Последние мгновения в Колд-Спринге остались в памяти Фила Дрейка окутанными туманом. Кажется, он быстро стащил вниз чемодан, так как таксист уже подавал ему сигналы; кажется, заглянул по дороге в кухню, чтобы получить от матери на прощание неуклюжий поцелуй; и вот он уже ехал в поезде, оставляя далеко позади этот поганый городишко.
— Я думаю, эти… сгодятся, — произнес в тот же день, спустя несколько часов, Кёртис Дрейк.
— Еще бы, — согласился Фил. — Отличные. Спасибо тебе, папа.
— На здоровье.
Они стояли под бело-голубыми флуоресцентными лампами в одной из широко разрекламированных по радио розничных торговых точек, специализирующихся на одежде для мужчин.

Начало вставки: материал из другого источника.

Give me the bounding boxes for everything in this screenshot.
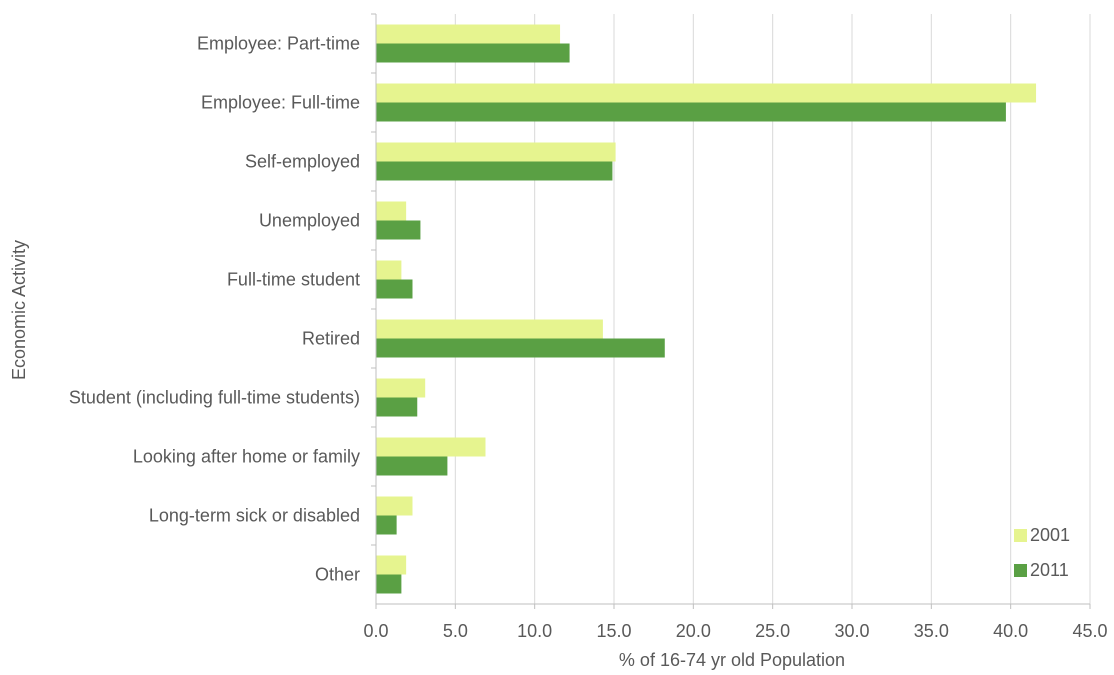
tick-labels: 0.0 5.0 10.0 15.0 20.0 25.0 30.0 35.0 40.0 45.0 <box>363 621 1107 641</box>
bar-2011 <box>376 161 613 181</box>
bar-2011 <box>376 515 397 535</box>
category-label: Employee: Part-time <box>197 34 360 54</box>
bar-2011 <box>376 43 570 63</box>
bar-2011 <box>376 456 448 476</box>
bar-2001 <box>376 260 402 280</box>
legend-swatch-2011 <box>1014 564 1027 577</box>
category-label: Full-time student <box>227 270 360 290</box>
x-tick-label: 15.0 <box>596 621 631 641</box>
bars <box>376 24 1037 594</box>
bar-2001 <box>376 437 486 457</box>
x-tick-label: 20.0 <box>676 621 711 641</box>
category-label: Unemployed <box>259 211 360 231</box>
category-label: Employee: Full-time <box>201 93 360 113</box>
category-labels: Employee: Part-time Employee: Full-time Se… <box>69 34 360 585</box>
category-label: Self-employed <box>245 152 360 172</box>
x-axis-title: % of 16-74 yr old Population <box>619 650 845 670</box>
bar-2011 <box>376 102 1006 122</box>
legend: 2001 2011 <box>1014 525 1070 580</box>
x-tick-label: 10.0 <box>517 621 552 641</box>
legend-swatch-2001 <box>1014 529 1027 542</box>
category-label: Other <box>315 565 360 585</box>
x-tick-label: 40.0 <box>993 621 1028 641</box>
bar-2011 <box>376 220 421 240</box>
bar-2001 <box>376 24 561 44</box>
x-tick-label: 45.0 <box>1072 621 1107 641</box>
bar-2001 <box>376 83 1037 103</box>
axes <box>371 13 1091 609</box>
category-label: Retired <box>302 329 360 349</box>
bar-2011 <box>376 574 402 594</box>
bar-2001 <box>376 378 426 398</box>
x-tick-label: 30.0 <box>834 621 869 641</box>
bar-2011 <box>376 279 413 299</box>
legend-label: 2011 <box>1030 560 1069 580</box>
y-axis-title: Economic Activity <box>9 240 29 380</box>
category-label: Looking after home or family <box>133 447 360 467</box>
bar-2011 <box>376 338 665 358</box>
bar-2001 <box>376 555 407 575</box>
x-tick-label: 0.0 <box>363 621 388 641</box>
category-label: Long-term sick or disabled <box>149 506 360 526</box>
x-tick-label: 35.0 <box>914 621 949 641</box>
x-tick-label: 25.0 <box>755 621 790 641</box>
legend-label: 2001 <box>1030 525 1070 545</box>
bar-2001 <box>376 496 413 516</box>
bar-2001 <box>376 319 603 339</box>
x-tick-label: 5.0 <box>443 621 468 641</box>
bar-2011 <box>376 397 418 417</box>
category-label: Student (including full-time students) <box>69 388 360 408</box>
bar-2001 <box>376 201 407 221</box>
bar-2001 <box>376 142 616 162</box>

Кёртис легко убедил сына, что здесь можно будет купить два новых костюма по цене одного твидового пиджака, тем более что старый, с заплатками на локтях, теперь выглядел вполне презентабельно.
Эти два костюма, коричневый и синий, вызывали у Фила некоторую озабоченность, ибо, как ему казалось, они совершенно не годились для Ирвинговской школы, но при этом они выглядели добротным товаром в ловких руках продавца, который как-то по-хитрому их сложил, завернул в бумагу и уложил в отдельные, величиной с чемодан картонные коробки, а потом связал их вместе новехонькой желтой бечевкой.
Кое-кто из его коллег, хамоватые и ленивые, откровенно давали тебе понять, что не чают подыскать работенку получше, но этот знал толк в своем бизнесе.
В его случае переход денег из рук в руки и треньканье кассы, подсчитавшей общий итог, не означали, что поставлена точка, ведь именно от того, какое искусство продемонстрирует он, продавец, после продажи, зависело, захочет ли покупатель сюда вернуться, а это важно, если ты хочешь исправно пополнять свой банковский счет и проводить уик-энды со своей девушкой в горах Катскилл, пока армейское начальство не возьмет тебя за жопу. Последний штрих этого спектакля был безупречен: продавец сунул руку под конторку и вытащил, словно из ниоткуда, изящный пятидюймовый цилиндр березового дерева с металлическими лапками по бокам. Быстро согнув лапки, он подцепил крючочками соседние бечевки — и получилась чудесная ручка, этакий восклицательный знак в конце сделки.
— Держите, молодой человек, — сказал продавец. — Носить вам не сносить эти костюмы. Хотя… — Он склонил голову набок и поглядел на Фила оценивающим взглядом. — С учетом вашего возраста и телосложения вы, пожалуй, перерастете их еще до того, как они наполовину сносятся, верно? Вам ведь лет четырнадцать?
— Шестнадцать.
— Ах, извините. Но лучше уж выглядеть моложе своих лет, чем старше, верно? Например, мне двадцать шесть, а все дают мне тридцать с лишним. Со временем это может стать для меня проблемой, верно? — Он послал Кёртису свою увядающую улыбку. — Еще раз спасибо вам, сэр. Огромное спасибо.